The central actors in strong bone production are cells that package mineral matrix--a mixture of calcium, phosphate, enzymes, and proteins--and then deposit it along collagen fibers also produced by these cells.  This can happen in the right place (in bones that are growing as in children or repairing as in adults) or the wrong place as in aging aortas or arteries.  Cells that can turn into osteoblasts (bonemakers) are not only found within the skeleton but also in the walls of blood vessels.  The most important protein responsible for bone mineralization is osteocalcin which is dependent on vitamin K2 for proper function.  The most important protein responsible for the prevention of mineralization outside of bones is matrix gamma-carboxy glutamic acid which is also dependent on vitamin K2 for proper function.  Do you see where this is going?

I am here to tell you that I had no idea why I've been taking vitamin K2 regularly for the past year except for a vague notion that it was good for bone health.  I'm certain that I learned nothing about this in medical school decades ago when the importance of vitamin K to proper blood clotting was emphasized but no one mentioned its importance to mineralization. For those of you who haven't spent hours studying the literature on vitamin K as I have while writing this series, there are two main forms of K: K1 important to normal blood clotting function, and K2 which is integral to the deposition of calcium in the body.  More on that in Part V.

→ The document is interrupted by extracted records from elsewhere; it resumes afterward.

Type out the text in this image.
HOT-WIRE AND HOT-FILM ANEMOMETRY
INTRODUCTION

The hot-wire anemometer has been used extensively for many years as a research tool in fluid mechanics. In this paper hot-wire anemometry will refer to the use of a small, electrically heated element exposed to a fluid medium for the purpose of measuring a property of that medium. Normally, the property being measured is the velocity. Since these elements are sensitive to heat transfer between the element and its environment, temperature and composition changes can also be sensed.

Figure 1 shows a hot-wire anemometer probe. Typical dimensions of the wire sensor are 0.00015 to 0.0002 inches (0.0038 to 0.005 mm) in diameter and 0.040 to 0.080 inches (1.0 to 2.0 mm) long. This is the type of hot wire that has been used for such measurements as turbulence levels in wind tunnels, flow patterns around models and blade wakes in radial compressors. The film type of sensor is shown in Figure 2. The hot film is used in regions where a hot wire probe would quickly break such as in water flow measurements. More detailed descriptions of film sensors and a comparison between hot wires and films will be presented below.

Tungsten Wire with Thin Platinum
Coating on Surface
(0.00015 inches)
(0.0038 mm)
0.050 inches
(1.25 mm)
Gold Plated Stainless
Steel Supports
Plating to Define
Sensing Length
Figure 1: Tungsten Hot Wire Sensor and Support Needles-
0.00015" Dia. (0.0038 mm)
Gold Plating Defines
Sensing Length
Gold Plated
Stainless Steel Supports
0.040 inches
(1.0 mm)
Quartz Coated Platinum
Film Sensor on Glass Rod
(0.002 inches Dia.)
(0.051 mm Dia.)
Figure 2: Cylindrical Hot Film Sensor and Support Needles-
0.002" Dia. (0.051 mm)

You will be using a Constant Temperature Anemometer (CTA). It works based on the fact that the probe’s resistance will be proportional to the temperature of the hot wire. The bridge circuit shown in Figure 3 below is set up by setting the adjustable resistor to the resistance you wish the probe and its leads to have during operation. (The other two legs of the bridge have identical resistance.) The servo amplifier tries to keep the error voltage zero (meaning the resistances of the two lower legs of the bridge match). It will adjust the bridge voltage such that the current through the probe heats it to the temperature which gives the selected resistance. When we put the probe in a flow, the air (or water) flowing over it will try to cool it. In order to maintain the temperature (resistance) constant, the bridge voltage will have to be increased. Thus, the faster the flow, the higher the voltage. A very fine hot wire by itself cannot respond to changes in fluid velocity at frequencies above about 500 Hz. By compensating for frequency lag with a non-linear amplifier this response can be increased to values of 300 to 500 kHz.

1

Recent studies abound on the benefits of K2 with respect to cardiovascular health.  The Rotterdam Study, published in 2004, found that persons with the highest levels of K2 were less than half as likely to die of coronary heart disease or develop severe aortic calcification over a seven year period than those with the lowest levels, and almost 75% less likely to die of anything in that same time period. 

Wow, if you haven't got K2, get some!
1) Geleijnse, J et al.  Dietary Intake of Menaquinone Is Associated with a Reduced Risk of Coronary Heart Disease: The Rotterdam Study. J. Nutr. vol. 134 no. 11 3100-3105.